= 2019 AT&T strike =

The 2019 AT&T strike was a labor strike involving approximately 20,000 employees of AT&T across the Southern United States. Members of the Communications Workers of America (CWA) initiated the strike on August 24, 2019, after negotiations over new labor contracts stalled. The work stoppage affected operations in nine states and lasted until August 28, when a tentative agreement was reached between CWA and AT&T, leading to the strike's conclusion.

== Background ==
On August 3, 2019, employment contracts between 20,000 members of the Communications Workers of America (CWA) and AT&T Southeast were set to expire. These workers primarily consisted of customer service representatives and technicians from AT&T's wired phone and Internet division. Leading up to this, discussions between the two parties regarding future contract agreements were proving to be unfruitful, and leading up to the expirations the CWA began to prepare for the possibility of a labor strike. The previous month, members of the CWA voted to authorize a strike if an agreement regarding contracts could not be made. On August 3, hundreds of telecommunications workers held a rally outside AT&T Midtown Center (AT&T Southeast's headquarters) in Atlanta. On August 10, the workers began to work without a contract. A meeting on August 20 between AT&T and union officials again proved fruitless, with the union alleging that proposals by the company would have reduced paid sick time, among other unwanted effects.
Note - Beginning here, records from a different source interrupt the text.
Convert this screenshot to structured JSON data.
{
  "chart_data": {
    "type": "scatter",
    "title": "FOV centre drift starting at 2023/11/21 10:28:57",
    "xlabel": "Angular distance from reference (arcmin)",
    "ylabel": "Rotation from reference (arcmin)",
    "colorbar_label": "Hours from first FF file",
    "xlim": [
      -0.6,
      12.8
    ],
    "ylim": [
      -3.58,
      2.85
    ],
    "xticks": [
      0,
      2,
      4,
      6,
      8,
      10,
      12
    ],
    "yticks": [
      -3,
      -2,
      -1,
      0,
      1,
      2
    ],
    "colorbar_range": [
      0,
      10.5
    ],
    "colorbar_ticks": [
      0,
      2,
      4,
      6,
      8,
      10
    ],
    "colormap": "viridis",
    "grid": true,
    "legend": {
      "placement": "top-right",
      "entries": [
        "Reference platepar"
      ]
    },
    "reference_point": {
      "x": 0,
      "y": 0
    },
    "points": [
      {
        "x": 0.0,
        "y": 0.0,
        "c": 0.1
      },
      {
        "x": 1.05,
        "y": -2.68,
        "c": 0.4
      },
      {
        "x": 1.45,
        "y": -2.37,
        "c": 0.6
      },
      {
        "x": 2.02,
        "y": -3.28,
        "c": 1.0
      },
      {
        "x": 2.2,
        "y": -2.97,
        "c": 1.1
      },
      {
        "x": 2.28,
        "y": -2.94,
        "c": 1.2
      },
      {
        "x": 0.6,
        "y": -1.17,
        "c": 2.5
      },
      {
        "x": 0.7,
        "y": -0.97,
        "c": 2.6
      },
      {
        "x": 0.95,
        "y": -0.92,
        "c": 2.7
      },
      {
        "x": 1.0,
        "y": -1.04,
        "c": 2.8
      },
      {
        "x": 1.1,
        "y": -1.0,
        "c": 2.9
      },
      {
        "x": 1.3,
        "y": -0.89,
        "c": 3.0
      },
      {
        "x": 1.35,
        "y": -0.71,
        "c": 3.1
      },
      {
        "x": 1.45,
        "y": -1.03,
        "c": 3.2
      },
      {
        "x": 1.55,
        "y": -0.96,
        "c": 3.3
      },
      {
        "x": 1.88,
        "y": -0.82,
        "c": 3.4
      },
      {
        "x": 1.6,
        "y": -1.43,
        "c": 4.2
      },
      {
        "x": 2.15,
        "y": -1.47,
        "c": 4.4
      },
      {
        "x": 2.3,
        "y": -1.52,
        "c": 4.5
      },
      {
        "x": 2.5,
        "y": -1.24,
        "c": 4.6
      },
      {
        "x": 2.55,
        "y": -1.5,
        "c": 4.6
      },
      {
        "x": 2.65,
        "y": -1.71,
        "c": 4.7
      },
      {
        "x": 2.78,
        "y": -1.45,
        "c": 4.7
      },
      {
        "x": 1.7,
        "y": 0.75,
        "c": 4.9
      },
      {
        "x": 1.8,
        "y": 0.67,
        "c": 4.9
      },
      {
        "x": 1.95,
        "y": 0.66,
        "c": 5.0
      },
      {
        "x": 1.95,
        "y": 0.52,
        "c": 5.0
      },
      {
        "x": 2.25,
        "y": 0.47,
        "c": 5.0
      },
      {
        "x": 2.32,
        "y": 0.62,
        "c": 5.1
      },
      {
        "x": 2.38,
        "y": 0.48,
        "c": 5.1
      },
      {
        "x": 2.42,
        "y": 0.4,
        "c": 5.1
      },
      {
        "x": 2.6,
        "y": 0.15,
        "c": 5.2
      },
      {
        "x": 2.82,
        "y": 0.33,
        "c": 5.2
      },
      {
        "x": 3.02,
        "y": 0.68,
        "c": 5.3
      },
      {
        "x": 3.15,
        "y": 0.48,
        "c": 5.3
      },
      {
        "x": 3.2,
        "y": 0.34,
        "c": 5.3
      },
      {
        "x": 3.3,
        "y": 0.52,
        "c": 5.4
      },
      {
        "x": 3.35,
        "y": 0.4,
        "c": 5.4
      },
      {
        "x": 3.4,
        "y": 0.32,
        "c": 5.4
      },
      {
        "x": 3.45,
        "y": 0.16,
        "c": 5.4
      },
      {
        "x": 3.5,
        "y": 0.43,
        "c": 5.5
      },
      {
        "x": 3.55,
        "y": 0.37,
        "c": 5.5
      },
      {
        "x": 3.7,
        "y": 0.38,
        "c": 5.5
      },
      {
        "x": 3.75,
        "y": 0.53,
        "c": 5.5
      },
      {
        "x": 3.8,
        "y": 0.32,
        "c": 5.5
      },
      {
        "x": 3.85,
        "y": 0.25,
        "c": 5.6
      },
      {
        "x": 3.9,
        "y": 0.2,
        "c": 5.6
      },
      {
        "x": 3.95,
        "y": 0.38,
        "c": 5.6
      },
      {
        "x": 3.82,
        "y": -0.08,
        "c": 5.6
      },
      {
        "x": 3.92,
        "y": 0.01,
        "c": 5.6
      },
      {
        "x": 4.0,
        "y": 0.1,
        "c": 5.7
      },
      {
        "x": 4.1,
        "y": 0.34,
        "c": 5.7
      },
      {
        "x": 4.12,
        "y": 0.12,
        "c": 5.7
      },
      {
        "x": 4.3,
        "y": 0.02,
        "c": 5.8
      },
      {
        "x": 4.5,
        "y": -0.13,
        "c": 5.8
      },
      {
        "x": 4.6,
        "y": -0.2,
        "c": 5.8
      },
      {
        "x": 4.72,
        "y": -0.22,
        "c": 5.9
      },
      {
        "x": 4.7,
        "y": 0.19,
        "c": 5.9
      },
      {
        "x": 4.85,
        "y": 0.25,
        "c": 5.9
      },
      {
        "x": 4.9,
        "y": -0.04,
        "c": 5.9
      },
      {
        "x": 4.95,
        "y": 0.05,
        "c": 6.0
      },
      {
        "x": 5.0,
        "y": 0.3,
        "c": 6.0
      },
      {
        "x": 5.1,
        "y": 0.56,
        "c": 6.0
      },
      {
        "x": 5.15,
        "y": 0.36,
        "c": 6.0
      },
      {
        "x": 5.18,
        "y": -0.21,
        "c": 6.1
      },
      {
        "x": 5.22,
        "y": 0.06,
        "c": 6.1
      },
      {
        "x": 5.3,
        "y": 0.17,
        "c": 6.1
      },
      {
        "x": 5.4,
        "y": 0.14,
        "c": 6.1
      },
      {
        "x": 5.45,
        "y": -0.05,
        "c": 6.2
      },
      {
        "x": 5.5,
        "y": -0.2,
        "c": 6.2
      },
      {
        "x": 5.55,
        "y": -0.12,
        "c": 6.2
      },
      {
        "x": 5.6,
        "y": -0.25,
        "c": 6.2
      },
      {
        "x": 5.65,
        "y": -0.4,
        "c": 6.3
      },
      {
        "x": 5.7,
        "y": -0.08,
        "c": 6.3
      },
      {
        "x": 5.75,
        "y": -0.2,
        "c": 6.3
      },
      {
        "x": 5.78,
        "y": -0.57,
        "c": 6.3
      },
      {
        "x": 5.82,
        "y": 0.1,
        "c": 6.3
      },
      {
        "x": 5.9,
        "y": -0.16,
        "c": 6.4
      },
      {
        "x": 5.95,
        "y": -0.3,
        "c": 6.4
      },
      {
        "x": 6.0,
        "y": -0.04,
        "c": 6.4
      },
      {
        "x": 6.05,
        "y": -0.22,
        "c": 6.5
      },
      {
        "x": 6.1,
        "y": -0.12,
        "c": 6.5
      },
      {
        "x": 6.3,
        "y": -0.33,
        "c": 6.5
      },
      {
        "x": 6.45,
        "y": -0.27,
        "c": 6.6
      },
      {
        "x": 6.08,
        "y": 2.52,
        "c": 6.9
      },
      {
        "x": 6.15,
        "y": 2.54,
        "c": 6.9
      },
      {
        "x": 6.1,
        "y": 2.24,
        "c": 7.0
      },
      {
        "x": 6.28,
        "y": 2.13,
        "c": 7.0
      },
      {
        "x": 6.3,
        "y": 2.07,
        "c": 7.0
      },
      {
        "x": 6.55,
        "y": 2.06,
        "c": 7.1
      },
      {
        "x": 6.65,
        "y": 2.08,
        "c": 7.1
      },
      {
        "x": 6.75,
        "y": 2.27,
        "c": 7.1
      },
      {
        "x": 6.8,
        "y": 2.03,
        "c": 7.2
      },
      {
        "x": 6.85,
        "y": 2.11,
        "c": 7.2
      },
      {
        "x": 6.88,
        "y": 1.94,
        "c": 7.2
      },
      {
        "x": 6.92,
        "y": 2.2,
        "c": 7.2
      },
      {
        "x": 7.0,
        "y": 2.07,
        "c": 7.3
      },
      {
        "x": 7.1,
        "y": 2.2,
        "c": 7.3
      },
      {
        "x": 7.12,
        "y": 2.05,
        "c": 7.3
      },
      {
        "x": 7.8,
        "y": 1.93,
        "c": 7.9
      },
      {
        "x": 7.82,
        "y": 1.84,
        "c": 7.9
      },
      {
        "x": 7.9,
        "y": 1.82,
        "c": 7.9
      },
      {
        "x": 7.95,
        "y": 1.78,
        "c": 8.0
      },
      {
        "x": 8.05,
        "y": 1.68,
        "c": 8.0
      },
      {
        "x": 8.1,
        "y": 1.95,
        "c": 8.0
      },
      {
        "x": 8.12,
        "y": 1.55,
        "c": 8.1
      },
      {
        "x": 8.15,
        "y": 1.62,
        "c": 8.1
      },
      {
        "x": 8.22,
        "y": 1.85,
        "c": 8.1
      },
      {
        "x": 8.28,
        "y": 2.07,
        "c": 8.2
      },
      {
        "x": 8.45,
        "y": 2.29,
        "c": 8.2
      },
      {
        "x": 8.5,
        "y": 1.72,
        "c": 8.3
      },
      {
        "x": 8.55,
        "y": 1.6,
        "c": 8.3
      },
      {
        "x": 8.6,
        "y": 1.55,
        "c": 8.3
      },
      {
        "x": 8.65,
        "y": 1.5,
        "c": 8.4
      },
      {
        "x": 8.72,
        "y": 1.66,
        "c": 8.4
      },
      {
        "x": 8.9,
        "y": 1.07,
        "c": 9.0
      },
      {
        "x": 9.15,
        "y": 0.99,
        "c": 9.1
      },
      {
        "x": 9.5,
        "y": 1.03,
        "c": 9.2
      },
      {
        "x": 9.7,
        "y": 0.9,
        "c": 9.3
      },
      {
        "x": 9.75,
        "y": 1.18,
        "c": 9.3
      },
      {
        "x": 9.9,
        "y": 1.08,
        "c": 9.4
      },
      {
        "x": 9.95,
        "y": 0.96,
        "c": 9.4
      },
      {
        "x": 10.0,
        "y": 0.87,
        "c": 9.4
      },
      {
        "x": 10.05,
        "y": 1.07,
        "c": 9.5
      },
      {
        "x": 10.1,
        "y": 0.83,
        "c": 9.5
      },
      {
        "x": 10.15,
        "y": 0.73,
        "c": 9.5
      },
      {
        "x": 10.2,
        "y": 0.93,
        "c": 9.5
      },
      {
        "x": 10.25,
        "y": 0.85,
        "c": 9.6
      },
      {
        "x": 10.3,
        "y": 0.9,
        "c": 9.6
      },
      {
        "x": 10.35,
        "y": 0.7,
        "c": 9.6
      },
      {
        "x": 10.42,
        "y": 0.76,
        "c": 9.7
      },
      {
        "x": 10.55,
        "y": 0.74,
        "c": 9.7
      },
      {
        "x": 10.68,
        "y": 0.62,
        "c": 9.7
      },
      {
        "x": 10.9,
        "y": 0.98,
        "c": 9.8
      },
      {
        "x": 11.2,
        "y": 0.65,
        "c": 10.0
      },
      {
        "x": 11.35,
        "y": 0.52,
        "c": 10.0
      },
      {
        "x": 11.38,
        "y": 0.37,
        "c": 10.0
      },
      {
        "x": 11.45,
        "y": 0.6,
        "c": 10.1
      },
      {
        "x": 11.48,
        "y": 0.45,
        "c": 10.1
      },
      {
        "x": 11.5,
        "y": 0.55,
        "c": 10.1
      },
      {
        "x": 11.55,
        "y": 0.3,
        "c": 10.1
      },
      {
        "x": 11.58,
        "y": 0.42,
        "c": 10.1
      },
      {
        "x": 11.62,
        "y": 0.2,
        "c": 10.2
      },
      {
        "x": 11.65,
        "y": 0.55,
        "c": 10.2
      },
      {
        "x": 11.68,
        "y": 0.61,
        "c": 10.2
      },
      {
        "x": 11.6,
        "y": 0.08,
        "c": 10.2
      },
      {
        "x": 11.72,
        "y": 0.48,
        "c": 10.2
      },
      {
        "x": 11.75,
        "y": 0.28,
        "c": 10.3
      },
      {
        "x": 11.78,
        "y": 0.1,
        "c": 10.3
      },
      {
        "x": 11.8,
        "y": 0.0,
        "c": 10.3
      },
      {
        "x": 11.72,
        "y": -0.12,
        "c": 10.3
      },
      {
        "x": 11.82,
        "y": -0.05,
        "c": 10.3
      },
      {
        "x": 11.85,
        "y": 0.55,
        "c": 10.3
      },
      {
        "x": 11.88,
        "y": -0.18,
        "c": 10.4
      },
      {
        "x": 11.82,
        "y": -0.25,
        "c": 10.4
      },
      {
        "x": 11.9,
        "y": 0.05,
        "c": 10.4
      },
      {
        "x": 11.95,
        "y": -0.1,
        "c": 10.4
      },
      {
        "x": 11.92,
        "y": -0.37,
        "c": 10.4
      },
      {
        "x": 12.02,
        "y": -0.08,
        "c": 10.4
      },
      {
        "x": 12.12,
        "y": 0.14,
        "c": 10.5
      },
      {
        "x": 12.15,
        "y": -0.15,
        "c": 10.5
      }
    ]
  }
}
== Course of the strike ==
On August 23, the CWA announced a strike that would begin at midnight. They also filed a charge with the National Labor Relations Board alleging that AT&T was not bargaining "in good faith" and that they had failed to send proper representatives to contract discussions. A day prior on August 21, CWA locals 3120, 3121 and 3122 went on a Unfair labor practice protest in South Florida and walked out over issues associated with violations of the National Labor Relations Act. However, these actions were unrelated to and did not prompt the mass strike the following day. In total, the strike involved workers in Alabama, Florida, Georgia, Kentucky, Louisiana, Mississippi, North Carolina, South Carolina, and Tennessee.

On August 25, Senator and 2020 Democratic Party Presidential candidate Bernie Sanders met with strikers in Louisville, Kentucky ahead of one of his campaign rallies. On August 28, following an agreement between CWA and AT&T, CWA announced the strike had ended and workers could return to their jobs that day. As part of the agreement, the two parties agreed to a 5-year contract that included increases in wages and enhancements for workers' 401(k) and pensions. In general, the agreement was considered to be favorable to the labor union.